On the production lab’s dry erase board, he illustrates the distillation process. Notes, figures and equations occupy every inch; he and the lab fizz with enthusiasm.
 
“Steve thinks in numbers,” says Faulkner, a former homebrewer who says conversations about opening a distillery started years ago.
 
“It began with close friends getting together over soup and talking about beer,” said the Eastern North Carolina native.
 
It wasn’t until November 2018, however, that things really started brewing.
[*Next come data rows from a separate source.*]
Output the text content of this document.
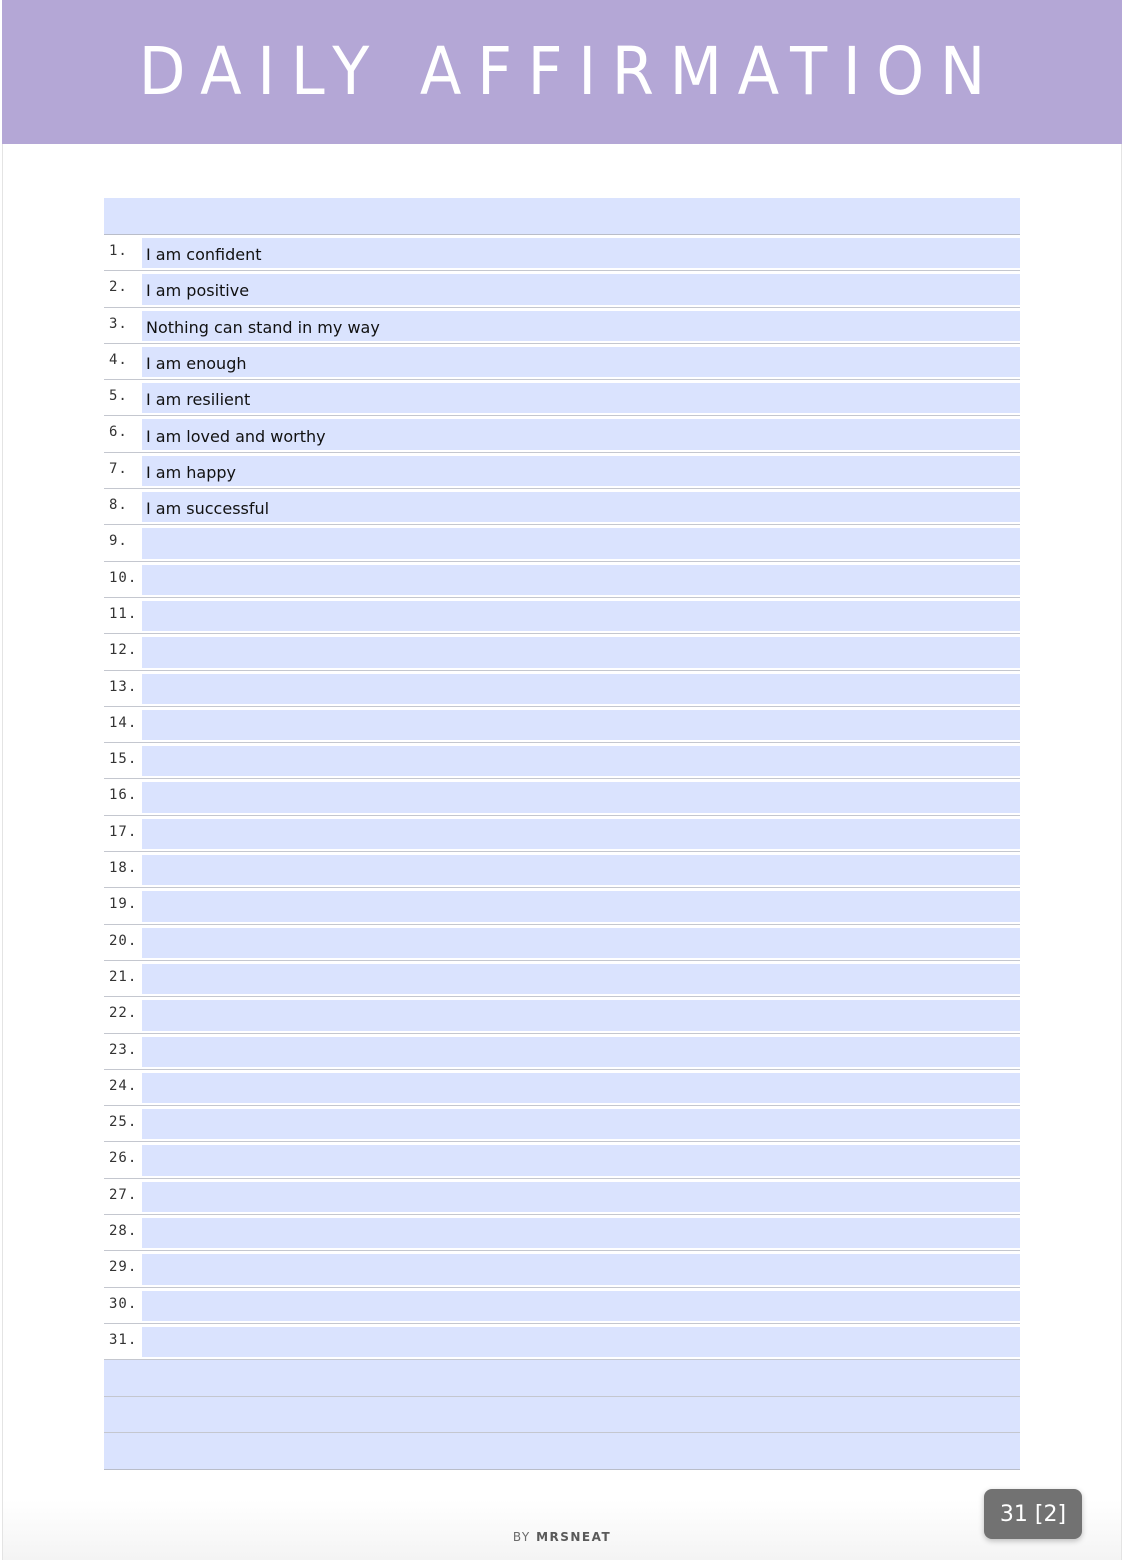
DAILY AFFIRMATION
1. I am confident
2. I am positive
3. Nothing can stand in my way
4. I am enough
5. I am resilient
6. I am loved and worthy
7. I am happy
8. I am successful
9.
10.
11.
12.
13.
14.
15.
16.
17.
18.
19.
20.
21.
22.
23.
24.
25.
26.
27.
28.
29.
30.
31.
BY MRSNEAT
31 [2]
By April 2019 formal construction of the distillery had begun, and six key staff, including those mentioned here, had been assembled.
 
“Ninety-five percent of the work has been done by the team,” says Faulkner.
 
That included Tomori’s design and on-site construction of the 7-gallon and 70-gallon stills. It also meant restoring old windows, keeping old doors hinged and showcasing period- era features such as an old-school electrical box.
 
“A mountain of work has been accomplished,” says Tomori, pointing up at one of the stills.
 
Inspiration for the look and feel of the building – and eventually the brand– came mainly from the great outdoors, says Faulkner.
 
“Many of us grew up surfing and snowboarding,” he says. “I have a great appreciation for nature. Being outdoors, combined with good food, fine spirits and close friends, is what it’s all about for me.”
 
And it’s in that same spirit that the distillery got its name.
 
“When we’d get together for soup and beer, we’d often end conversations with, ‘Well, at the end of the day …,’ says Faulkner. “That’s how ‘End of Days’ came about. Because at the end of the day, it’s about friends and family.”
 
Setting up shop in the Castle Street Arts and Antiques District, an area recently catalyzed by an ongoing urban renaissance, further demonstrates EOD’s investment in Wilmington, Faulkner says.
 
In fact, it shows on their bottles, with graphic labels featuring portions of Wilmington’s downtown waterfront that, once put end to end, render the entire waterfront.
 
Another quality that Faulkner says hitched EOD to the Port City is the city’s Cargo District, whose epicenter is just blocks away from the distillery. “In fact, we used a shipping container as part of the construction,” Faulkner says.
 
He says he sees the establishment of EOD as having a kind of “hightide- lifts-all-boats” effect on both the city and the region’s overall beer, liquor and beverage industry.
 
That said, Faulkner thinks using, for example, the “solera system” to age whiskey will be one thing separating him from the competition. A method of aging spirits that employs multiple barrels to ensure flavor and consistency over time, solera dates to 19th-century Spain.
 
EOD’s solera-aged single malt whiskey will be limited and available only at the distillery, Faulkner says.
 
While there’s still lots to do – from conducting daily distillery tours and tastings to stocking more EOD product at select ABC stores around the region – Faulkner always seems to turn the conversation back to friends, family, hard work and good times.
 
After all, what’s more important at the end of the day?